Ces 7 cama­rades ont été mal­me­nés et tor­tu­rés en Argen­tine, ils ont pas­sé plus d’un an en pri­son sans condam­na­tion judi­ciaire et, en ce mois de février 1977, les pre­miers qui ont réus­si à par­tir grâce à Amnes­ty Inter­na­tio­nal viennent d’ar­ri­ver en Suède où ont déjà reçu asile une par­tie des enfants de la Communauté.

Le groupe qui arri­va au Pérou — une dizaine — se trou­va devant le coup d’É­tat et le dur­cis­se­ment du régime mili­taire péru­vien. Sans asile et avec un séjour pré­caire ils ont été som­més de quit­ter le pays début mars.

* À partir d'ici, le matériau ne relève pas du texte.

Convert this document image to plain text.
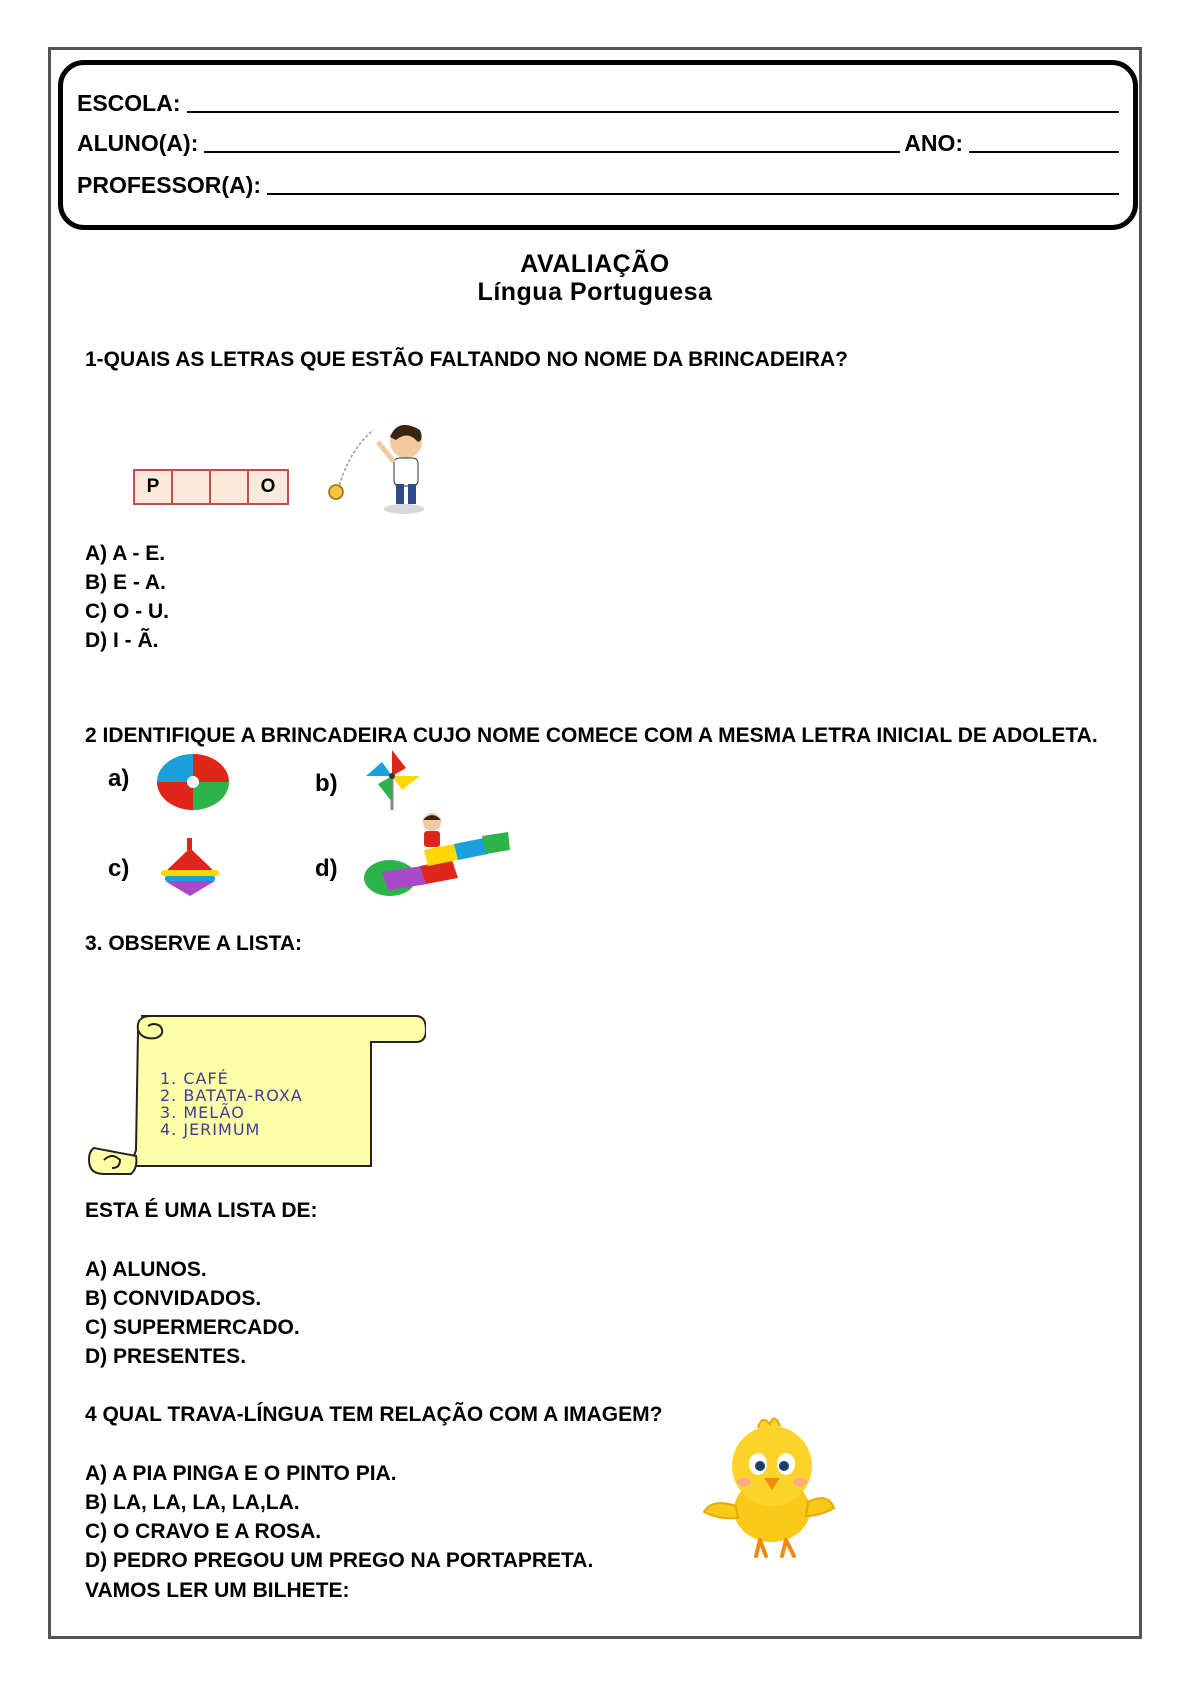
ESCOLA:
ALUNO(A):	ANO:
PROFESSOR(A):
AVALIAÇÃO
Língua Portuguesa
1-QUAIS AS LETRAS QUE ESTÃO FALTANDO NO NOME DA BRINCADEIRA?
P	O
A) A - E.
B) E - A.
C) O - U.
D) I - Ã.
2 IDENTIFIQUE A BRINCADEIRA CUJO NOME COMECE COM A MESMA LETRA INICIAL DE ADOLETA.
a)	b)
c)	d)
3. OBSERVE A LISTA:
1. CAFÉ
2. BATATA-ROXA
3. MELÃO
4. JERIMUM
ESTA É UMA LISTA DE:
A) ALUNOS.
B) CONVIDADOS.
C) SUPERMERCADO.
D) PRESENTES.
4 QUAL TRAVA-LÍNGUA TEM RELAÇÃO COM A IMAGEM?
A) A PIA PINGA E O PINTO PIA.
B) LA, LA, LA, LA,LA.
C) O CRAVO E A ROSA.
D) PEDRO PREGOU UM PREGO NA PORTAPRETA.
VAMOS LER UM BILHETE:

Deux autres cama­rades avec leurs enfants ont réus­si à venir en Europe il y a quelques mois.

Vers la moi­tié de l’an­née der­nière fut com­men­cée une cam­pagne pour ramas­ser des fonds à l’in­té­rieur du mou­ve­ment anar­chiste inter­na­tio­nal, cam­pagne qui a dû se faire de per­sonne à per­sonne, sans publi­ci­té, puisque les cama­rades qui res­taient en Uru­guay, cer­tains en liber­té pro­vi­soire, ris­quaient de ne pou­voir sortir.

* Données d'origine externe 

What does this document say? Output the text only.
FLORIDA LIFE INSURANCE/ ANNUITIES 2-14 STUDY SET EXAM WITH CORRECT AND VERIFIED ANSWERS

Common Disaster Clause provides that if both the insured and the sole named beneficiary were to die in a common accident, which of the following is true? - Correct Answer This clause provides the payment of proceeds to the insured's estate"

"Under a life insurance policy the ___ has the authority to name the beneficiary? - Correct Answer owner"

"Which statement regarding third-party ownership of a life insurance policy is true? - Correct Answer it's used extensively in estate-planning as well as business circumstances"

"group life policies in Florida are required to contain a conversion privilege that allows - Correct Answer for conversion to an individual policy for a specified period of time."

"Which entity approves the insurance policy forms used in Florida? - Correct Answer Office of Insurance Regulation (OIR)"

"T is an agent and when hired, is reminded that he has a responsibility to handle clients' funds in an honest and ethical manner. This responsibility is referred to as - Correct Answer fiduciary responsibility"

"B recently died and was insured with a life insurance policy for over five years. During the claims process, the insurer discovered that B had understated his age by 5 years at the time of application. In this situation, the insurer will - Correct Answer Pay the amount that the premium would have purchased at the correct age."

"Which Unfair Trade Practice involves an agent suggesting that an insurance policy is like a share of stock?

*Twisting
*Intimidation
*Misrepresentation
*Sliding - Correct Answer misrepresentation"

Dans toute l’A­mé­rique Latine il n’y a pas de place, aujourd’­hui, pour la Com­mu­nau­té du Sud ; il n’y a pas assez de place pour les héber­ger, les mili­taires prennent toute la place.

Comme tant d’autres cama­rades uru­guayens assas­si­nés, tor­tu­rés, dis­pa­rus, condam­nés à de longues peines de pri­son, ou clan­des­tins ou exi­lés, les mili­tants de la Com­mu­nau­té sont le témoi­gnage, la cla­meur d’une pro­fonde et dou­lou­reuse réa­li­té : la vio­lence et la répres­sion sont pla­né­taires, comme l’É­tat. Tant que la socié­té de classes, hié­rar­chique, existe, tant qu’existent l’ex­ploi­ta­tion et la domi­na­tion, la pro­prié­té pri­vée et l’É­tat, la socié­té démo­cra­tique et repré­sen­ta­tive est un men­songe et le libé­ra­lisme poli­tique une mystification.

Bien enra­ci­nés dans leur terre ou per­sé­cu­tés et pros­crits, pour tous les hommes il n’y a qu’une seule réa­li­té : la rai­son d’É­tat et un seul espoir : la lutte pour la révo­lu­tion sociale.